J'ai déjà lu de David Bry son Que passe l'hiver, un roman de fantasy assez convaincant : le présent texte peut s'inscrire dans le même genre mais son cadre est néanmoins tout à fait différent...
Résumé : 
Romain de Sens n'est pas heureux. A son âge et à son époque, un jeune homme d'une aussi bonne famille que la sienne devrait se préoccuper de sa place dans la future génération des serviteurs de l'Empereur Nicéphore III... mais lui ne rêve que de s'éclipser sur l'île dite de la "Cour des Miracles", où sont cantonnés les "anormaux" - handicapés physiques ou mentaux et minorités sexuelles - où la joie et la vie sont libres. En 1858, cela fait cinquante ans que les Lois de la Norme dictées par l'Eglise font régner l'ordre de la conformité : si des voix commencent à s'élever pour obtenir la libération des "anormaux", Romain découvre par hasard qu'un complot monstrueux se prépare contre la "Cour des Miracles". Or, si cette île vient à disparaître, c'est avec elle un futur plus désirable qui va se dissiper aussi...

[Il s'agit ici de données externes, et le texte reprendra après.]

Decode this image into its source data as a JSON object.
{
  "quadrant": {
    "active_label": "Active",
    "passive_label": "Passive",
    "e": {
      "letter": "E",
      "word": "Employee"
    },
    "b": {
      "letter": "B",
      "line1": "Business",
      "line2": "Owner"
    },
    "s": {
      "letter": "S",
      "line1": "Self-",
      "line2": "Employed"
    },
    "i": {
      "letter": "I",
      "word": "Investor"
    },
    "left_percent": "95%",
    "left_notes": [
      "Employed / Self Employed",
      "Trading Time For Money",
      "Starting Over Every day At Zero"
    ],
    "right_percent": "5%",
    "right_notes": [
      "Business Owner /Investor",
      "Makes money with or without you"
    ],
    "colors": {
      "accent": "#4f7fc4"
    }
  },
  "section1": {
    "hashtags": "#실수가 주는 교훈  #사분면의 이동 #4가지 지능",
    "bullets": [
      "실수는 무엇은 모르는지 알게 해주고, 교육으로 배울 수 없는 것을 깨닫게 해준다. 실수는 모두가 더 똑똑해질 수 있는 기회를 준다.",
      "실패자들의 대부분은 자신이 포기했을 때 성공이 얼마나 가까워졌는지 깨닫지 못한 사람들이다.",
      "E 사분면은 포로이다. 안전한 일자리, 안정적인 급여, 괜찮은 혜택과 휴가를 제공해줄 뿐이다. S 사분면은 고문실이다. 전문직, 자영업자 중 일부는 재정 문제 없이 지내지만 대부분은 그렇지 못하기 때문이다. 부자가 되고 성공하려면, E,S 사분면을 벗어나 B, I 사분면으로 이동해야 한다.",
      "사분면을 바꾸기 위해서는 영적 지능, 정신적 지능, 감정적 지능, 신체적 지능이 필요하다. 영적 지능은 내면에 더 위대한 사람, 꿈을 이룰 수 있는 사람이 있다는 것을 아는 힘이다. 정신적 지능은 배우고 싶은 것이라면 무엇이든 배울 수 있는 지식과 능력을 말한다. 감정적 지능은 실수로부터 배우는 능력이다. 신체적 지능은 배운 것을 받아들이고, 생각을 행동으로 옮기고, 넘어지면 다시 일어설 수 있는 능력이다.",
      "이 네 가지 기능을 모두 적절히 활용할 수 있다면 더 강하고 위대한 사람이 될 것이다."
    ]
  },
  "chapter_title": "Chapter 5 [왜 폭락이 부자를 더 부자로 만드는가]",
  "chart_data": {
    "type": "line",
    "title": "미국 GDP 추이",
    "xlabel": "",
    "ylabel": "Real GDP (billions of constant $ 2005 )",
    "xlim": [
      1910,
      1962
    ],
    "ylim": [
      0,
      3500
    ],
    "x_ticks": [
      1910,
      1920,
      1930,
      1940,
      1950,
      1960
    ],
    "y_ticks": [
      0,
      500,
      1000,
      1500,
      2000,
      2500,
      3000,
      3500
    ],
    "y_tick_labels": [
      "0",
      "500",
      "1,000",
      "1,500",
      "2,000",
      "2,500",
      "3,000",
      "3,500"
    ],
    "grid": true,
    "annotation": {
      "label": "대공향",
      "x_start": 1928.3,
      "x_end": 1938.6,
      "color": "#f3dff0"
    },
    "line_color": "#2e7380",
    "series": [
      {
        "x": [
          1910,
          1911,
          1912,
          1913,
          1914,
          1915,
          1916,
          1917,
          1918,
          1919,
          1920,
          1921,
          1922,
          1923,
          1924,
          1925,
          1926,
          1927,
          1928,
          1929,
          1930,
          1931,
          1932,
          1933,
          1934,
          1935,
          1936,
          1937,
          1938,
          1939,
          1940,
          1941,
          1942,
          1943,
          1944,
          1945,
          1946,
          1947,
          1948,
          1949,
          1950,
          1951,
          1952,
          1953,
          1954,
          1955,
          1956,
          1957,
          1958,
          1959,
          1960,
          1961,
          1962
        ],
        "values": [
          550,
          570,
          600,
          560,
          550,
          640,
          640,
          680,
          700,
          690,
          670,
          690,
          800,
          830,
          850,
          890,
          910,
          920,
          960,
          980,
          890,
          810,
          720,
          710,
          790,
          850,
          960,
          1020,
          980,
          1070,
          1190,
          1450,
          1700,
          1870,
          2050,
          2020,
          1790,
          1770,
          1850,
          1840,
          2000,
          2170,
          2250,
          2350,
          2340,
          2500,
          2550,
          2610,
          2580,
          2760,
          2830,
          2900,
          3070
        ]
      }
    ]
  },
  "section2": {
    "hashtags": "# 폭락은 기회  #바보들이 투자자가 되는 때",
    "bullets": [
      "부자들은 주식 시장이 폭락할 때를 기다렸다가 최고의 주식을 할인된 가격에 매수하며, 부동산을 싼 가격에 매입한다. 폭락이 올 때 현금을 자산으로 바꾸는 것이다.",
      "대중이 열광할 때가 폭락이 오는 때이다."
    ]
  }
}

Dans Le garçon et la ville qui ne souriait plus, l'Empire qui gouverne la France en 1858 semble quelque peu différent de celui que notre pays a connu : au-delà du changement de nom du souverain - tout à fait cosmétique, l'initiale et la numérotation étant conservées - c'est plutôt l'instauration du régime des Lois de la Norme en 1808 qui change la donne. Dans ce paysage uchronique, le pouvoir de l'Eglise est devenu plus écrasant que jamais, l'Archevêque est le second personnage de l'Etat et il s'agit de traquer la différence où qu'elle se trouve : dans les corps, dans les esprits... ou dans les âmes. Si la continuité historique au cours de ce triste demi-siècle n'est pas explorée par l'auteur, il est permis de penser que malgré d'éventuels troubles politiques et des changements de forme du régime l'ordre moral a subsisté jusqu'à faire corps dans le langage : ainsi, les membres de la bonne société ne se disent-ils plus "bonjour" mais bel et bien "ordre et sécurité" ! Sans encore tendre vers une dichotomie véritable  entre une novlangue et un parler vernaculaire, la divergence entre le langage officiel - celui du corps social dominant - et l'argot des "anormaux" sous-entend bien l'opposition exacerbée entre les différentes classes... et montre à quel point cette société, au fond, est malade d'elle-même.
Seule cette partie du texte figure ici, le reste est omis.